Let’s first look at how tiered pricing works. The word “tiered” indicates that the merchant account provider splits all card transactions into separate “tiers” or “buckets.” The most common tiered pricing structure includes three tiers of pricing: Qualified, Mid-Qualified and Non-Qualified. Less frequently, you’ll see a six tier system which includes special pricing for PIN-entered and PIN-not-entered debit card transactions. Three tier pricing is much more common, so for the sake of brevity, we’ll focus on that system only. The major credit card networks post something called a Qualification Matrix which dictates what interchange category a transaction will post to based on:

1) How the transaction is entered (swiped, keyed in, etc.) and

2) What type of card is used (rewards, non-rewards, corporate cards)

Once the card is swiped or keyed in, the credit card terminal talks to the cardholder’s bank to identify the card type and then places the transaction into one of the three tiers. It’s easiest to understand this system if we run through an example:

Qualified Rate: 1.79% (regular card, swiped face-to-face transactions)

Mid-Qualified Rate: 2.09% (rewards card swiped, keyed in)

Non-Qualified Rate: 2.39% (corporate card, ZIP code verification incorrect)

Example: A rewards card is swiped at your terminal. You pay Qualified 1.79% + Mid-Qualified 2.09%, equaling 3.88% for that transaction.

Example 2: A corporate card is swiped at your terminal. You pay Qualified 1.79% + Non-Qualified 2.39%, equaling 4.18% for that transaction.

When speaking to a merchant account representative and they quote you “their rate” of X% and if you know they’re based on a tiered system, be aware that X% is the QUALIFIED RATE only. You’re bound to process cards that fall under the mid and non-qualified tiers, so be aware of that fact when considering merchant service providers.

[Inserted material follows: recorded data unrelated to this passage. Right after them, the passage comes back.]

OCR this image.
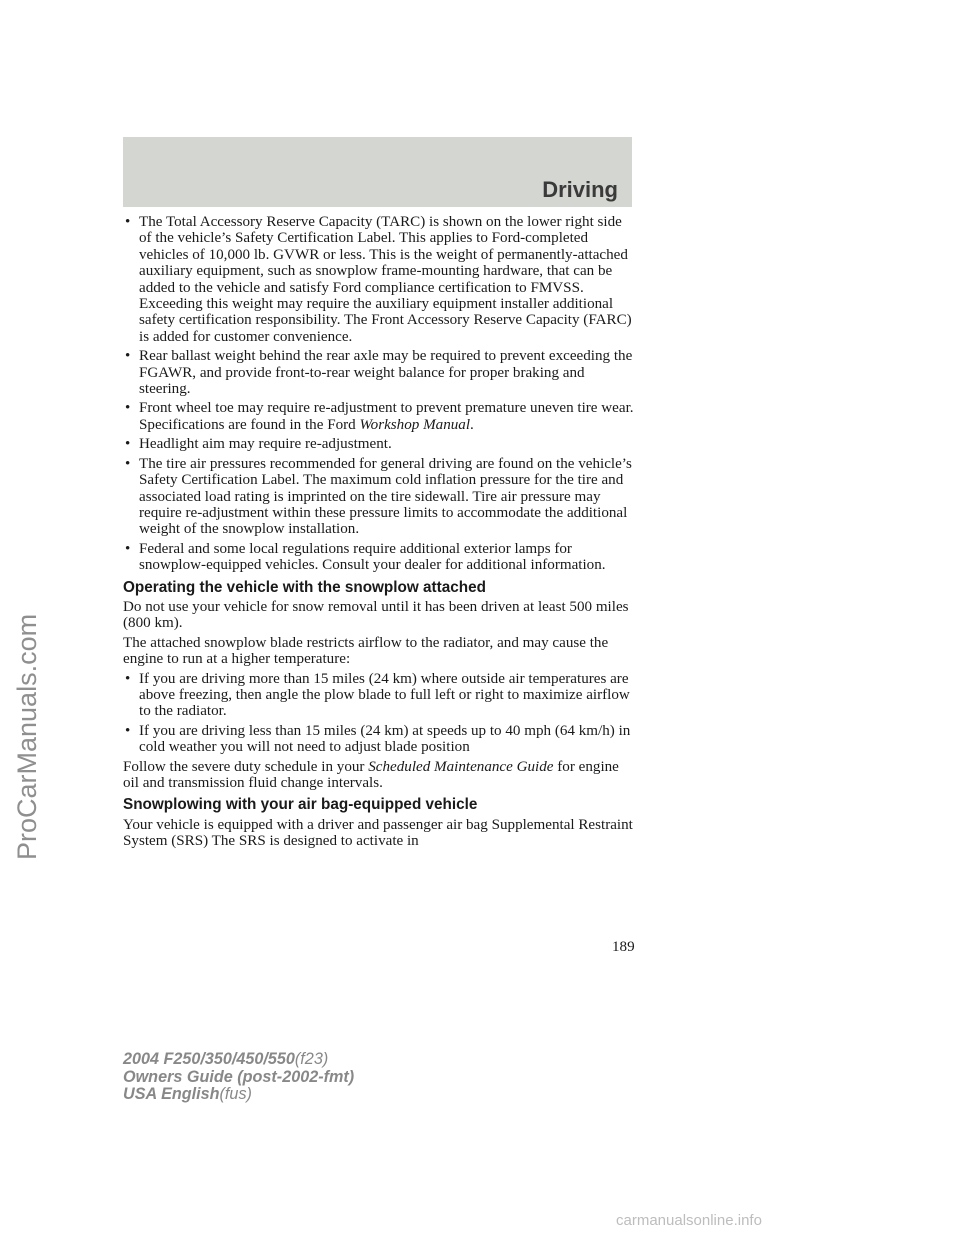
Driving
ProCarManuals.com
• The Total Accessory Reserve Capacity (TARC) is shown on the lower right side of the vehicle’s Safety Certification Label. This applies to Ford-completed vehicles of 10,000 lb. GVWR or less. This is the weight of permanently-attached auxiliary equipment, such as snowplow frame-mounting hardware, that can be added to the vehicle and satisfy Ford compliance certification to FMVSS. Exceeding this weight may require the auxiliary equipment installer additional safety certification responsibility. The Front Accessory Reserve Capacity (FARC) is added for customer convenience.
• Rear ballast weight behind the rear axle may be required to prevent exceeding the FGAWR, and provide front-to-rear weight balance for proper braking and steering.
• Front wheel toe may require re-adjustment to prevent premature uneven tire wear. Specifications are found in the Ford Workshop Manual.
• Headlight aim may require re-adjustment.
• The tire air pressures recommended for general driving are found on the vehicle’s Safety Certification Label. The maximum cold inflation pressure for the tire and associated load rating is imprinted on the tire sidewall. Tire air pressure may require re-adjustment within these pressure limits to accommodate the additional weight of the snowplow installation.
• Federal and some local regulations require additional exterior lamps for snowplow-equipped vehicles. Consult your dealer for additional information.
Operating the vehicle with the snowplow attached

Do not use your vehicle for snow removal until it has been driven at least 500 miles (800 km).

The attached snowplow blade restricts airflow to the radiator, and may cause the engine to run at a higher temperature:

• If you are driving more than 15 miles (24 km) where outside air temperatures are above freezing, then angle the plow blade to full left or right to maximize airflow to the radiator.
• If you are driving less than 15 miles (24 km) at speeds up to 40 mph (64 km/h) in cold weather you will not need to adjust blade position

Follow the severe duty schedule in your Scheduled Maintenance Guide for engine oil and transmission fluid change intervals.

Snowplowing with your air bag-equipped vehicle

Your vehicle is equipped with a driver and passenger air bag Supplemental Restraint System (SRS) The SRS is designed to activate in

189
2004 F250/350/450/550(f23)
Owners Guide (post-2002-fmt)
USA English(fus)
carmanualsonline.info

The second and equally common pricing structure offered by merchant account providers is cost plus pricing. This structure is somewhat easier to understand. When a card is processed, it doesn’t fall into a “tier” or “bucket.” Rather, each card has its own interchange rate attached to it, and then your MSP adds on its own interchange markup fee (a percentage) plus a flat-rate transaction fee (the transaction fee is usually $0.10-$0.20). For example, let’s say you process a run-of-the-mill Visa card via swiped transaction. That specific credit card is looked up on a standardized rate table that breaks card types into over 400 categories and assigns each card a percentage based off that table. Your merchant services provider then adds their own fixed percentage plus $0.10-$0.20, and that total of percentages and cents is your processing cost for that transaction.

Example: Merchant account provider charges you 1.59% + $0.15 per transaction (their flat rate fee). You accept a run-of-the-mill MasterCard with an interchange rate of 1.89%. Your cost for that transaction is 1.89% + 1.59% + $0.15 = 3.48% and $0.15.

After reviewing the differences between cost plus versus tiered pricing, you probably want to know which pricing model is best for your company. The answer is: it depends on your business type, processing volume, and type of cards you encounter most frequently. I would suggest gathering at least three previous months of processing statements or, if you’re opening a new business, make some educated guesses about the aforementioned questions, and send them on to several merchant account providers. Most will analyze your statements (or the information you’ve provided them) and be able to quote you how much they would charge you based on your transaction history. Some will be able to come in much lower than others based on either their flat cost plus fee or the way they have their tier “buckets” set up. It pays to look at several offers from competing service providers while trying to secure the best rate and price structure for your company.